Den Ärger kann ich irgendwo verstehen, mich selbst wurmt sowas auch immer – aber das mit den drei Stunden, die der Weg über die Maiden City länger sein soll, das wollte mir auch wieder nicht aus dem Sinn. Schließlich kenne ich die Ecke ganz gut. Also bemühe ich mal Google Maps, und den dortigen Routenplaner. Zunächst von Greencastle zum Giant’s Causeway mit Fähre:

Und jetzt mal ohne Fähre:

Die maximale Ersparnis? Selbst, wenn man die Fähre ohne Wartezeit sofort befahren konnte, und die dann auch prompt ablegte, maximal 17 Minuten. Was von den 180 reklamierten Minuten doch schon etwas entfernt ist. Die Strecke ist natürlich mehr als doppelt so lang, die paar Liter Treibstoff allerdings kann man von den Kosten her locker mit dem Fährpreis verrechnen. Und der kleine Zeitunterschied bei immensem Streckenunterschied erklärt sich, wenn man die Strassen von Magilligan und durch Coleraine kennt. „Schnell“ ist da Fremdwort, selbst wenn nicht gerade Besuchszeit im Knast ist.
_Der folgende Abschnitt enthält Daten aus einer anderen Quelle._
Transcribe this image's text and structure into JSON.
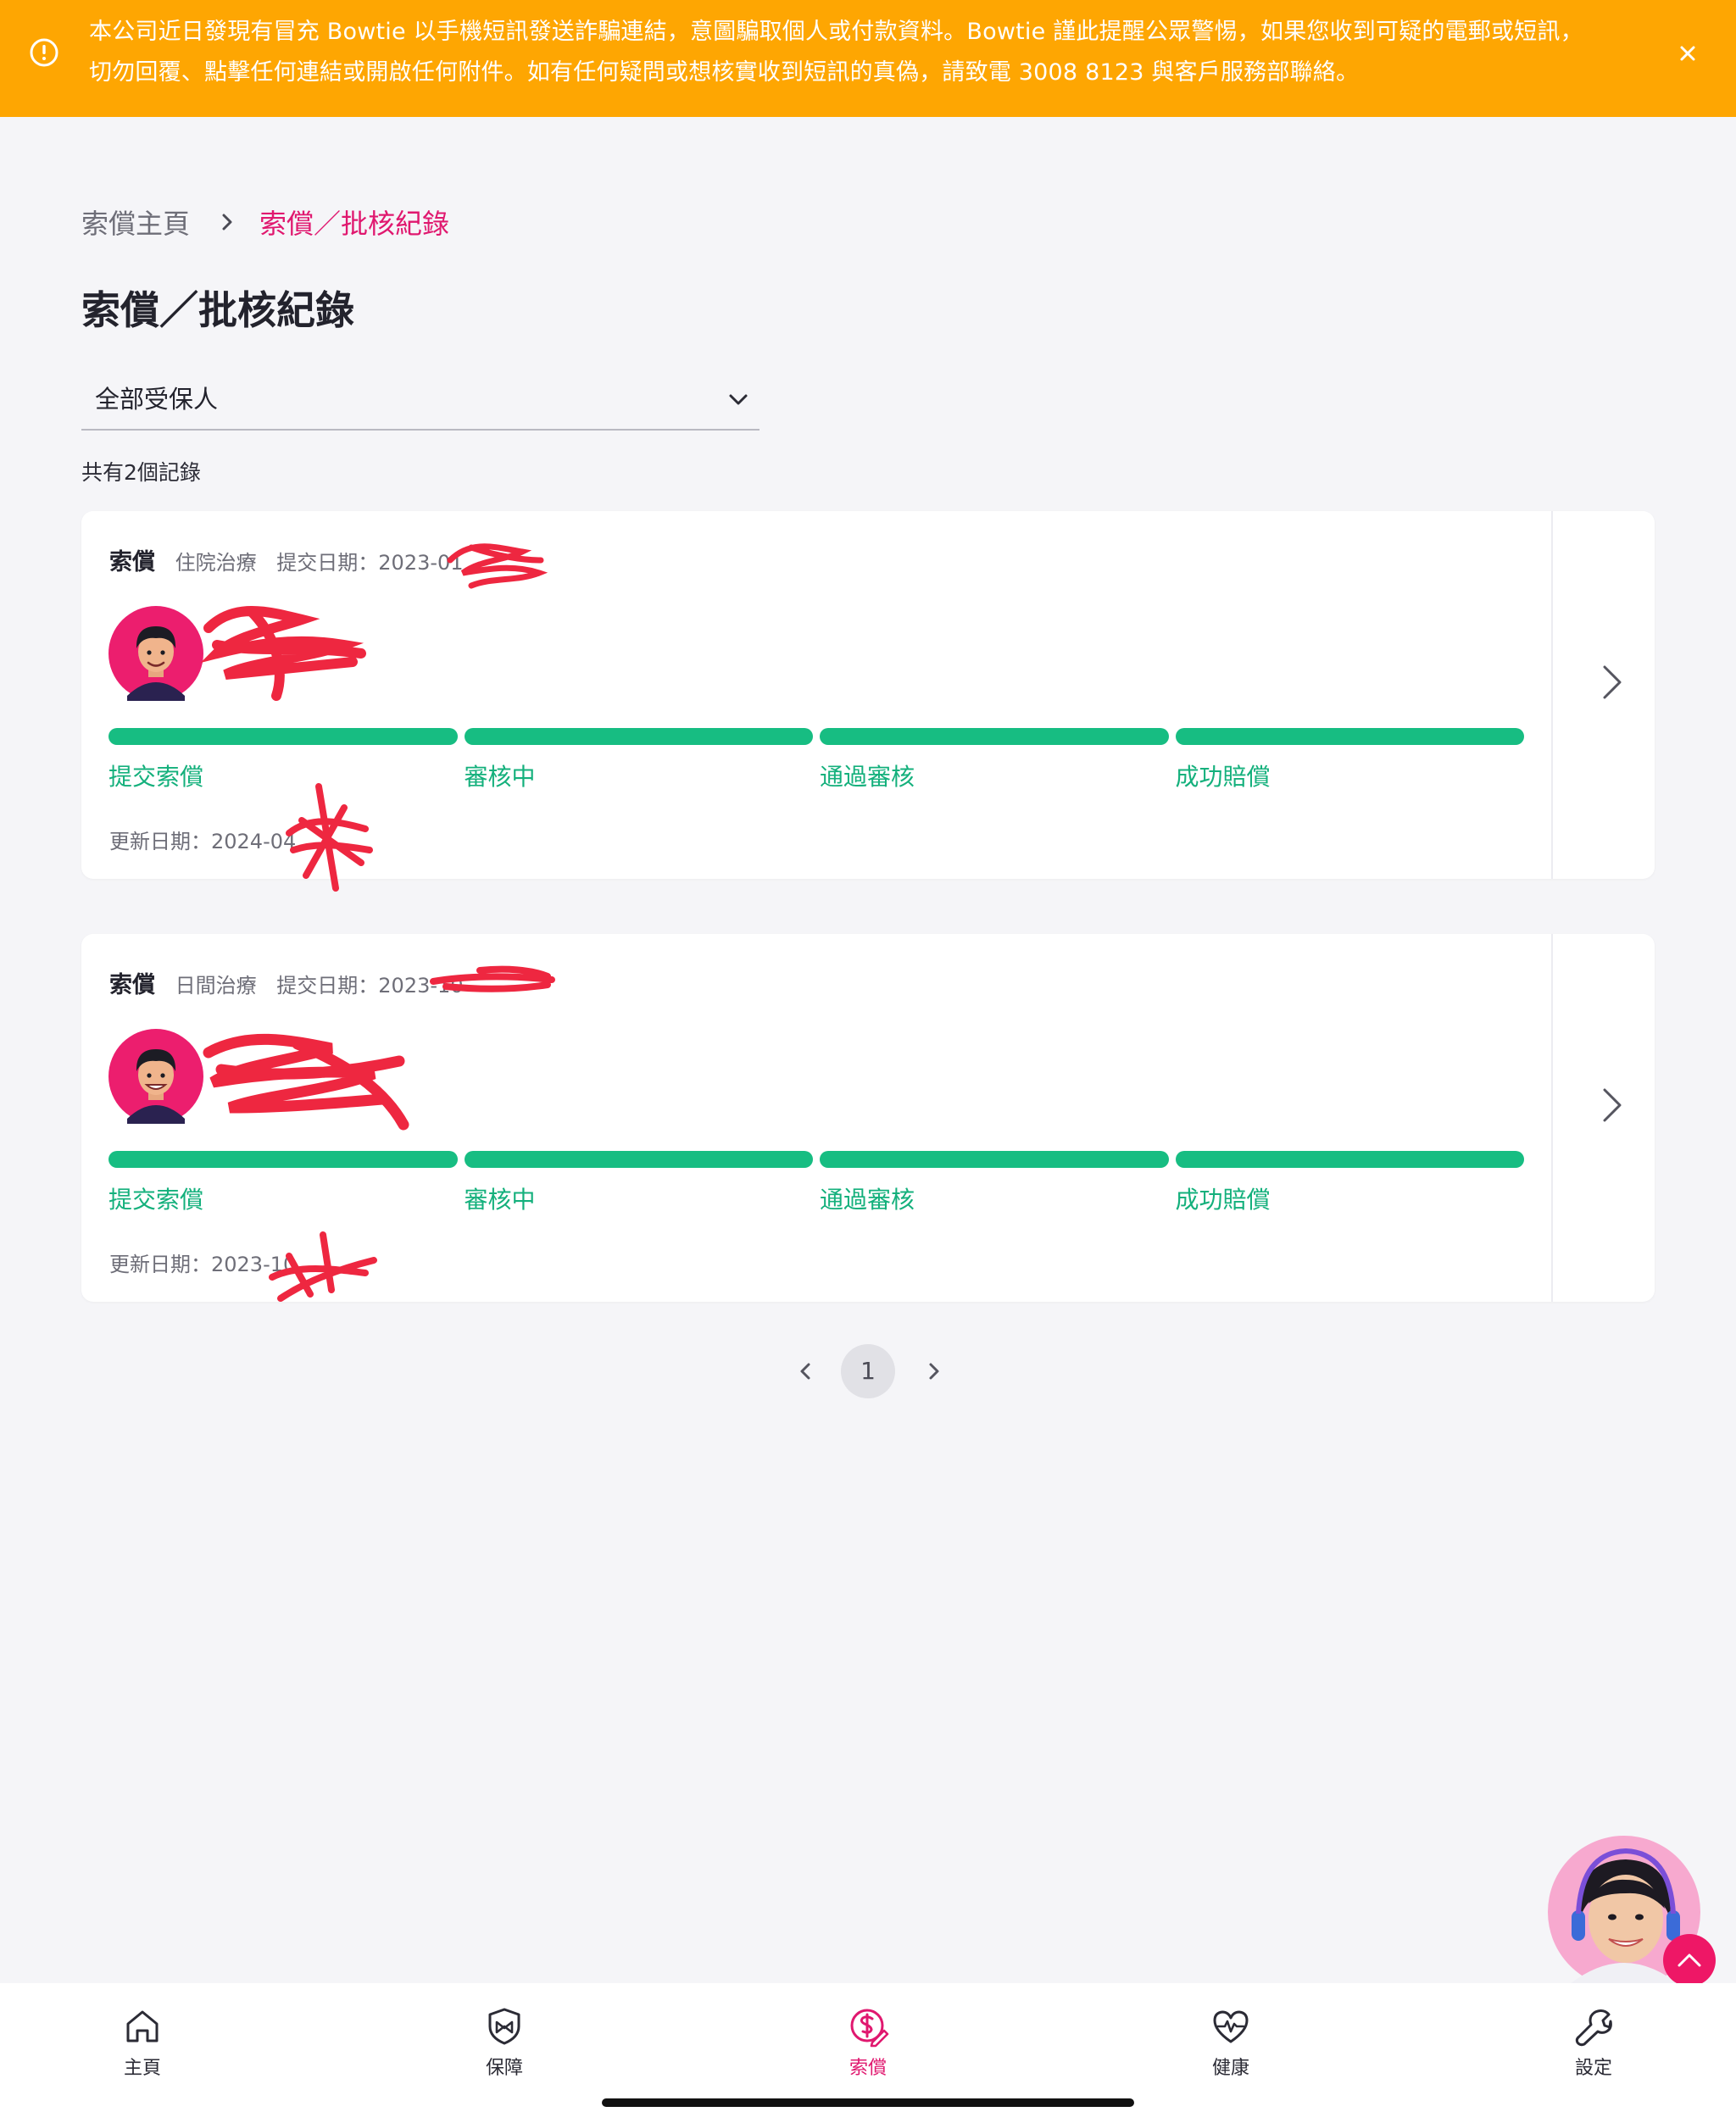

Summa summarum – immer 100% aktuell ist kein Print-Produkt. Und bei dem realen, nicht gefühlten, Zeitverlust kann zumindest ich auch noch ruhig schlafen. So dramatisch, denke ich zumindest, sind siebzehn Minuten (die man beim Warten oder im Verkehrschaos am Knast auch schnell verliert) dann doch auch wieder nicht.